The only way to satisfy both numbers is to include both primes, so the answer is 329.

Example 2

Input

1
8
3 4 6 7 8 9 10 14
Subset Product All numbers covered Valid
{2} 2 No No
{3} 3 No No
{2,3} 6 No No
{2,7} 14 Yes Yes

The value 3 requires prime 3, but 7 requires prime 7. The numbers divisible by 2 are already covered by choosing 2. The smallest successful subset is {2,7}, giving the answer 14.

Complexity Analysis

Measure Complexity Explanation
Time O(2¹⁵ + n) Every subset is checked against at most 49 distinct values, while reading the array takes O(n).
Space O(2¹⁵) Products for all subsets are stored once.
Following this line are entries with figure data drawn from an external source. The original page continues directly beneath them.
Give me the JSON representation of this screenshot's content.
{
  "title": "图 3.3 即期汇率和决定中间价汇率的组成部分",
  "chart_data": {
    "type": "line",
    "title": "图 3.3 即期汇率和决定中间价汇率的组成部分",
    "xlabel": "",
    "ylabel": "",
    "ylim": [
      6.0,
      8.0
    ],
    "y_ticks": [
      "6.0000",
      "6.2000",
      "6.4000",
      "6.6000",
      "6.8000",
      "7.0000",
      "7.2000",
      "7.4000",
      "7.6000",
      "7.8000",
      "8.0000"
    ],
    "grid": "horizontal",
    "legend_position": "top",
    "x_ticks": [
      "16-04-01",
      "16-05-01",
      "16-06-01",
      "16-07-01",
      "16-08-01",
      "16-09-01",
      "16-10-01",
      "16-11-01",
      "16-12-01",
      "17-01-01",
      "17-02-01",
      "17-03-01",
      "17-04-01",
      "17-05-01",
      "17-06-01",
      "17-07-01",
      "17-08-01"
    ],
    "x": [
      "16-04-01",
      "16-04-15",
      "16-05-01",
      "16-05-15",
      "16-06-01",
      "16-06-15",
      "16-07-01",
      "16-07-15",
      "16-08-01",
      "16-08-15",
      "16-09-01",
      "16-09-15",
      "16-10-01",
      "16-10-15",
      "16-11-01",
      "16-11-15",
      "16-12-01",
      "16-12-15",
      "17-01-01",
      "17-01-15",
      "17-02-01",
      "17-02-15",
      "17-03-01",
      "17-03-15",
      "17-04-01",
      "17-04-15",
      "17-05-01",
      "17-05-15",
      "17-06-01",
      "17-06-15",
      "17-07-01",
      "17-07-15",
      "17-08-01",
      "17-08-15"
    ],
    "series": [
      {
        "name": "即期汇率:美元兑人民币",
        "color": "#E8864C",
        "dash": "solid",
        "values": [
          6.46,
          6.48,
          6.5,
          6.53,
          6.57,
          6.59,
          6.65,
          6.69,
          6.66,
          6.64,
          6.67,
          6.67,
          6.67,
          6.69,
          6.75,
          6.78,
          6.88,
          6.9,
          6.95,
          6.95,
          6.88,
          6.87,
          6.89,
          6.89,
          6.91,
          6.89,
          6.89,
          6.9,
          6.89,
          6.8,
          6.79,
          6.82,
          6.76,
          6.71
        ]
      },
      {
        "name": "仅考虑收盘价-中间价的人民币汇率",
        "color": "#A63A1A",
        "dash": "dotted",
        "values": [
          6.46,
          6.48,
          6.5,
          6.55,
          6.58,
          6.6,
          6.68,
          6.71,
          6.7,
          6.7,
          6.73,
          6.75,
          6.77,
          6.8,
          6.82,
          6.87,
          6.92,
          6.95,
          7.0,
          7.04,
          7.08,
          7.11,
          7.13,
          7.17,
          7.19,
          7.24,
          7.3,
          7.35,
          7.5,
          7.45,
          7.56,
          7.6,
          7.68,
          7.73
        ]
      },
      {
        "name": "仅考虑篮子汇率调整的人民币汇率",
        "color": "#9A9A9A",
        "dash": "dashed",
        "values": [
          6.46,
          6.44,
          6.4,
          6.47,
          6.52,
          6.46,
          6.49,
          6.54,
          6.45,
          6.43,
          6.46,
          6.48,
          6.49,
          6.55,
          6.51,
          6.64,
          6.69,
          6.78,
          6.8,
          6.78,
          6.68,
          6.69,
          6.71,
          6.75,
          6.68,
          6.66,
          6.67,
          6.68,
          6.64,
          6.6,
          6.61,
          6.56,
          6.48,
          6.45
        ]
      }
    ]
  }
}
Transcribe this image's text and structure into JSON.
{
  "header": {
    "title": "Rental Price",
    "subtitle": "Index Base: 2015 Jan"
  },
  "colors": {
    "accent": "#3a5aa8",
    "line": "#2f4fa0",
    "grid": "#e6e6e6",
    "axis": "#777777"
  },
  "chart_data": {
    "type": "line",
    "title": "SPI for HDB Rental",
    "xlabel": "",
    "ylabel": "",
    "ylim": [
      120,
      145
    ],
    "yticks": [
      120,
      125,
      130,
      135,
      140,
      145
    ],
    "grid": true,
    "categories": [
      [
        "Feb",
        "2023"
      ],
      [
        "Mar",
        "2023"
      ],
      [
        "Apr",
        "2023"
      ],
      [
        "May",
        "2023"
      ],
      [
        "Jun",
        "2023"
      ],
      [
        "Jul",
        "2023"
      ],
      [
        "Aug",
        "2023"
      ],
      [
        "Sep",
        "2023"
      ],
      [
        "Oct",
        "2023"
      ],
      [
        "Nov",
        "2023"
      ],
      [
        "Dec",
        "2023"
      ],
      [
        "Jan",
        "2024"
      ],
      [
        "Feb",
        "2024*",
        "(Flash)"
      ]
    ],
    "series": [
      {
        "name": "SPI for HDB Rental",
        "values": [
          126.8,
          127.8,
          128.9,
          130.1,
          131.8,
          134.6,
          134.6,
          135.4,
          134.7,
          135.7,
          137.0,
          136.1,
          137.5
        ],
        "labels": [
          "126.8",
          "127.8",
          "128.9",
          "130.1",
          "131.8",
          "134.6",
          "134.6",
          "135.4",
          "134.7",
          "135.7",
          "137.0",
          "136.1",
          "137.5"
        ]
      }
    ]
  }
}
The dominant work is scanning 32768 subsets, each against at most 49 distinct values. This is well within the limits, even for the largest allowed input size.

Test Cases

import sys, io

PRIMES = [2, 3, 5, 7, 11, 13, 17, 19, 23, 29, 31, 37, 41, 43, 47]
P = len(PRIMES)

factor_mask = [0] * 51
for x in range(2, 51):
    mask = 0
    for i, p in enumerate(PRIMES):
        if x % p == 0:
            mask |= 1 << i
    factor_mask[x] = mask

prod = [1] * (1 << P)
for mask in range(1, 1 << P):
    b = mask & -mask
    idx = b.bit_length() - 1
    prod[mask] = prod[mask ^ b] * PRIMES[idx]

def solve():
    t = int(input())
    ans = []
    for _ in range(t):
        n = int(input())
        arr = list(map(int, input().split()))
        need = []
        seen = [False] * 51
        for x in arr:
            if not seen[x]:
                seen[x] = True
                need.append(factor_mask[x])
        best = None
        for mask in range(1, 1 << P):
            if all(mask & m for m in need):
                if best is None or prod[mask] < best:
                    best = prod[mask]
        ans.append(str(best))
    print("\n".join(ans))

def run(inp: str) -> str:
    global input
    sys.stdin = io.StringIO(inp)
    input = sys.stdin.readline
    out = io.StringIO()
    sys.stdout = out
    solve()
    sys.stdout = sys.__stdout__
    return out.getvalue().strip()

assert run("1\n2\n7 47\n") == "329"
assert run("1\n8\n3 4 6 7 8 9 10 14\n") == "14"

assert run("1\n1\n2\n") == "2"
assert run("1\n4\n6 6 6 6\n") == "2"
assert run("1\n2\n25 14\n") == "10"
assert run("1\n3\n49 25 9\n") == "315"
Test input Expected output What it validates
2 2 Minimum array size
6 6 6 6 2 Duplicate values do not matter
25 14 10 Different numbers can require different primes
49 25 9 315 Three unrelated prime requirements

Edge Cases

Consider the input

1
2
6 10

The required masks are {2,3} and {2,5}. The subset containing only prime 2 intersects both masks, so the algorithm returns 2. It never forces inclusion of unnecessary primes.

Now consider

1
2
25 14

The required masks are {5} and {2,7}. During subset enumeration, {5,2} is accepted with product 10, while {5,7} is also accepted with product 35. Since every valid subset is examined, the algorithm correctly chooses the smaller answer.

Finally, consider

1
3
6 6 6

Only one distinct mask is stored because repeated values impose identical constraints. Every subset is checked once against that mask, producing the same answer as processing all three copies while avoiding redundant work.